Charlotte Brontë mini-manuscript returns to Haworth

A tiny manuscript written by Charlotte Brontë when she was 14 years old has returned to the house in Haworth where she wrote it. After a fundraising campaign promoted by famous people like Judi Dench, the Brontë Society was able to acquire it at auction in Paris in November 2019 for €600,000 ($660,000)  hammer price. Now it has gone on display at the Brontë Parsonage Museum, the family’s former home that today has the largest collection of Brontë-related objects in the world.

The book is a miniature, at 2.4 inches high and 1.4 inches wide about the size of a matchbox. The 20-page folio is bound in a brown paper cover and inserted in a red folder. The folder was kept in a brown morocco case. The title page alone is a gem:

SECOND SERIES OF THE

YOUR MEN’S

MAGAZINES . NO

SECOND

FOR SEPTEMBER 1830

Edited by Charlotte Brontë

SOLD

BY

SEARGEANT TREE

AND ALL

OTHER

Booksellers in the chief Glass Town Paris Ross GT Parrys GT Wellingtons Glass Town &c &c &c August Finished August 19, 1830 Charlotte


The table of contents on the next page lists the short stories in the short volume:  A Letter from Lord Charles Wellesley, The Midnight Song by Marquis Donato and Frenchman’s Journal by Tree. The author names are as fictional as the stories. Charlotte wrote everything, of course. The stories are followed by the Advertisements section, because even at 14 Charlotte evinced a keen understanding of the intersection between literature and commerce. She managed to fit more than 4,000 words on these tiny pages, just 17 of them if you deduct the title and half-title/contents.

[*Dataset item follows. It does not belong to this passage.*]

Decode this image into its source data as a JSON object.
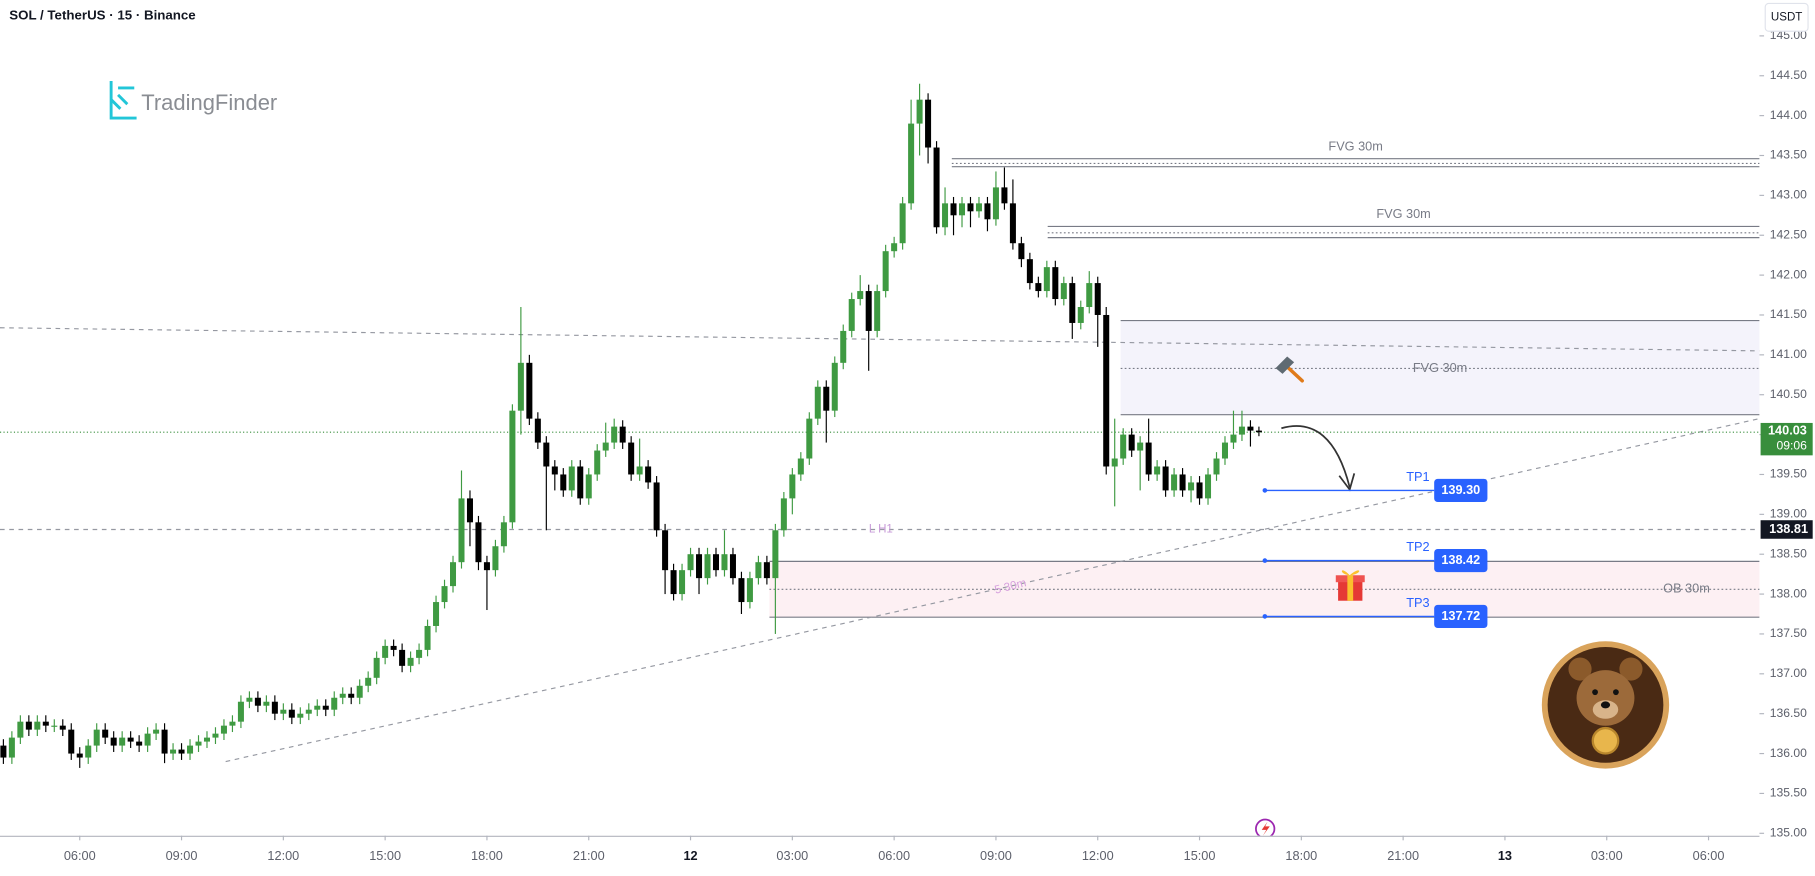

Charlotte’s mini-magazine was one of six she wrote as a teenager, inspired by Blackwood’s Magazine, the family’s favorite periodical. It was set in the fictional “glass World,” the first of many imaginary worlds created by the brilliant but isolated Brontë siblings when they were home-schooled after the deaths of their two older sisters caused by the deprivations they suffered at the brutal Clergy Daughters’ School in Lancashire, later immortalized by Charlotte as Lowood School in Jane Eyre.

The Brontë Parsonage Museum has five of the six “little books” now that they’ve acquired number two. Number five is lost, its whereabouts unknown since the 1930s.